Donald Methuen Fleming (Minister of Finance and Receiver General)
Progressive Conservative
Mr. Fleming (Eglinlon):
Will the hon. gentleman permit a question?
Mr. Fleming (Eglinlon):
Will the hon. gentleman permit a question?
Mr. Pearson:
I am always delighted to hear the minister.
Mr. Fleming (Eglinlon):
Has he completely forgotten that the deficit for the fiscal year 1958-59 was substantially less than I had forecast?
Mr. Denis:
You were wrong.
Mr. Fleming (Eglinlon):
Let us hear what your leader has to say.
Mr. Pearson:
The minister has just convicted himself out of his own mouth. He says he was wrong away back in 1958-59 but, Mr. Chairman, this was the only time he was wrong in the right way.
Mr. Fleming (Eglinlon):
That is not what you said a moment ago.
Mr. Pearson:
Not only has he been wrong the right way once but he has been wrong in the wrong way many times. However, I am glad he was wrong in the right way once, but that was away back in 1958.
Mr. Fleming (Eglinlon):
Don't you think you were extravagantly wrong just now?
Mr. Pearson:
When the minister and his colleagues try to get out of their difficulty by criticizing those who expose their weakness and call attention to the problems facing him, they call us prophets of doom and gloom. I
say, Mr. Chairman, that is merely cheap politics and demagoguery. Nothing we have said in this house about the economic position at the present time has been contradicted by outside objective observers. I could quote, as I have done, the president of the Newfound-land-Anglo Development Company. I could also quote the ex-governor of the Bank of Canada, Mr. Graham Towers, who said our economy is not growing sufficiently to take care of the demands made on it.
I could also quote another very eminent economic authority whom the Prime Minister loves to quote, Mr. Michael Barkway, who said in the Citizen on April 2:
Amongst economic experts who have no political axe to grind recent weeks have brought a distinct moderating of optimism about both the length and strength of the business pick-up.
All we asked was that the government realize that some of these things may happen, and that in the budget put forward by the Minister of Finance there might be some policy to deal with them if they do happen. But all we have had was a little more of the old stuff we have had during the last four years. It is too late and it is not good enough.
All the big decisions of this government are always being postponed. On this occasion we have got just a little more of their usual treatment for economic recovery, a little of the same, and it is the same four years too late. The problems are piling up. Yet the government ignore them and fall back on their favorite motto-save the surface and you save all.

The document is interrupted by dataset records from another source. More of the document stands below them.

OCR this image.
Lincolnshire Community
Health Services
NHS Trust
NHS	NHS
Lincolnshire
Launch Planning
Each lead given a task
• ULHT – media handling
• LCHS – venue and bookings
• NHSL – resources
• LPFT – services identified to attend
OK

We have had continuous growth of our debt over the last five years, a piling up of deficits without the economic growth and employment that would justify them. We are having more and more international indebtedness and greater and greater foreign control. We had four years of refusal by the government to do anything about the dollar, and now they are trying by frantic efforts to keep it from dropping too far. We have had devaluation by loss of confidence. We have had fumbling and uncertainty in international trade policies. We have had an increase in exports, but it is dependant on markets which give no assurance of stability or continued growth.
We have had a continued postponement of solutions to the problems that are facing this country but, Mr. Chairman, that continued postponement is nearly over because the time is coming when this government will have to give an account of their stewardship to the Canadian people-
Mr. Bell (Carlelon):
And happy they are to do it.
Mr. Pearson:
-and the Canadian people will decide on the record of that stewardship.
Mr. Bell (Carleton):
That is what you said in 1958.
Mr. Pearson:
That is what I am saying in 1962.
Mr. Bell (Carleton):
The result will be the same.
Mr. Pearson:
Not according to the recent test of public opinion carried out by an agency asked to do this test by the Toronto Telegram.
You went south of the border.
Mr. Pearson:
That paper initiated and financially sponsored this test, but when the results came out in the last week or so they were so damning for the Conservative party that the newspaper which initiated this test refused to publish the results.
Mr. Campbell (Stormont):
Was the man who
composed the speech being delivered by the Leader of the Opposition the same man who was responsible for the liquidation of Canada Cottons Limited in Cornwall?
Mr. Pearson:
That is probably the last interjection the hon. member is going to make during this session, and perhaps his last intervention in a Canadian parliament. May I tell him that this interjection is characteristic of all the others that have preceded it in this parliament.